Merchant or Royal cannondale king?
 
cannondale king":1qlhhrju said:
but stevePSD treadlock relies on electrolitic corrosion to be set off like steel on alu creates by being two disimular metals(small electical charge that passes between metals that are different ie how batterys work for those who didn't know) arrhhh the debate is on any way copper slip works well and at the end of the day its a bike not a rolls royce olympus marine engine they are two completly different kettels of fish due to the introduction of saline solutions in the working atmostphire god i picked up some usless info while i was in the navy :lol: :lol: :lol: :lol: :lol: :lol:

But one should add, we may have a lot of salt on our roads during winter, and we may get a lot of corrosion and seizing due to wet winter roads which are gritted and such, my mates M2 was pitted around the dropouts, BB and headtube, seat post and BB seized. Some commuting bikes put up with a lot.

I myself prefer copper slip, and I have a thicker rougher compound anti seize for Ti, though regular maintenance and regular grease with regular cleaning also does the job in most cases. The worst materials I have found for putting together have been M2 metal matrix, carbon and titanium, though cheap alloy fixings can be a bugger too, most of the problems arise with these materials due to lack of grease or inappropriate compound being used, to just being poorly looked after and badly fitted. like all bike parts these materials benefit from regular removing,cleaning and maintenance.
 
cannondale king":1wkzoknr said:
but stevePSD treadlock relies on electrolitic corrosion to be set off like steel on alu creates by being two disimular metals :lol: :lol: :lol: :lol: :lol: :lol:

Threadlocking compounds are anaerobic adhesives - ie. it is the exclusion of oxygen that initiates curing. Thats why the bottles they are supplied in are so large for the quantity they actually contain - to reduce the possibility of curing in the container.
 
Icase you don't know Titanium and stainless( I believe I was told) has tiny spikes and troughs, the spikes can the break off and cause the sufaces to seize.

I watched an open uni programme years ago where they had two pieces of titanium on a jig and erm jiggled them about, iin the end they welded themselves to each other and that could not be broken easily...

Copperslip is supposed to fill the gaps and that is what stops the seizing...

I even had a set of wheels built and had copperslip put on the pokes before building.. best wheels I have ever used......
 
South Bound":3hytbz7w said:
Am nearly at the stage of putting all the bits of my project together and have a healthy mix of steel, Alu and Ti bits to put together.
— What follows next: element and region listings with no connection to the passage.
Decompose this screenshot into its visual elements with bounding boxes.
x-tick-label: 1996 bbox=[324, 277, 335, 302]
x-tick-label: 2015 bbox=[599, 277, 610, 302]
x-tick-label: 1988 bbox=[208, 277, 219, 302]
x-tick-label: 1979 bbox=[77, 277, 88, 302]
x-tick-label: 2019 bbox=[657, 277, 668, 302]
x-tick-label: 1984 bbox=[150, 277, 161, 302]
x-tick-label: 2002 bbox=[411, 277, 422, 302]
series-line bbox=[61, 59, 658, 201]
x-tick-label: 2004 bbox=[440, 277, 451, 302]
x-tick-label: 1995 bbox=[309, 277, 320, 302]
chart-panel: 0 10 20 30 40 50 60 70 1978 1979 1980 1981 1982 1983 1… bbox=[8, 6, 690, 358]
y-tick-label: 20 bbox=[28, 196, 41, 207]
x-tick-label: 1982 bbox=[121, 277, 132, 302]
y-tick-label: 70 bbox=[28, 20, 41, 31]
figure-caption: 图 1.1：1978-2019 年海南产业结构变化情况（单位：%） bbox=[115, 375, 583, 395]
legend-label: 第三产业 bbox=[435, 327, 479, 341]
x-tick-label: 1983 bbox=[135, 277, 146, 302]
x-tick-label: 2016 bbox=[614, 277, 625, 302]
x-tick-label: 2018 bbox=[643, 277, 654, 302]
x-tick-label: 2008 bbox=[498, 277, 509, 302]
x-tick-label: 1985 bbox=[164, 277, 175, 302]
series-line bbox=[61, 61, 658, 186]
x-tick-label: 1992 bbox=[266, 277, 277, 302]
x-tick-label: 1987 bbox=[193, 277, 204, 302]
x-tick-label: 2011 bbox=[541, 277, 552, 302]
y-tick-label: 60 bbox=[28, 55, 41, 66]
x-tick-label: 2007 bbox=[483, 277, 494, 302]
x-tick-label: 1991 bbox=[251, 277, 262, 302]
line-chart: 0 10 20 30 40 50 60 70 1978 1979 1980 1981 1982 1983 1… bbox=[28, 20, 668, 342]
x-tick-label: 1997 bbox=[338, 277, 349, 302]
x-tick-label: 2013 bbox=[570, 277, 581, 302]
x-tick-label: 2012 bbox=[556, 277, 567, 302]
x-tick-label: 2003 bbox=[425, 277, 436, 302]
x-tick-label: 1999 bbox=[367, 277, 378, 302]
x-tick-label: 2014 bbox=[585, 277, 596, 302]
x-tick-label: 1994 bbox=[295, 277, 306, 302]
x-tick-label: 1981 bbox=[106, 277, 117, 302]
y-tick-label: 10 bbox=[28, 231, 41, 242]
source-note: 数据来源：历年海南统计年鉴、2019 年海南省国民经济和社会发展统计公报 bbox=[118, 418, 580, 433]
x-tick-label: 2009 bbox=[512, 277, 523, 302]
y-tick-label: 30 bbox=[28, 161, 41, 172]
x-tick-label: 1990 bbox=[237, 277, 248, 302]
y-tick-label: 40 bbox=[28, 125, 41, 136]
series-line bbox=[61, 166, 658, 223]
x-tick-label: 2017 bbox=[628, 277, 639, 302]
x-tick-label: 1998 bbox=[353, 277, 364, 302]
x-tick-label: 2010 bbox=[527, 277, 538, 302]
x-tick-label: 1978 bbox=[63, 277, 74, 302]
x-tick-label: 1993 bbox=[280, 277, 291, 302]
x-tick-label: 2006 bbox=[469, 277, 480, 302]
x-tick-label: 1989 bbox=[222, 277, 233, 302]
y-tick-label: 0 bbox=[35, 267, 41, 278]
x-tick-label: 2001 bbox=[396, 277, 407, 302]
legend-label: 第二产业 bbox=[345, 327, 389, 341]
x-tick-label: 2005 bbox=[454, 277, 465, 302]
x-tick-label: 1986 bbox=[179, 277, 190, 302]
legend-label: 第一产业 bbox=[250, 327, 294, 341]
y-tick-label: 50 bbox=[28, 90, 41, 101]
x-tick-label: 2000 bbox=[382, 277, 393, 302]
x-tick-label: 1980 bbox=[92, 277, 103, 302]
I some some decent quality grease, but is there anything special I should be using anywhere?

I get Anti-seize for Ti-parts, and grease for everything else...and I don't overtighten...oh yeah, and I untighten, clean and relube every now & then.

and like a few others have stated, go with the universal stuff to avoid markups for bike specific stuff, unless you don't do it often, the give some support to the bike specific stuff and it should last you a while anyway.
 
I only ever use antiseize when both surfaces are Ti, otherwise I just use a teflon-based grease.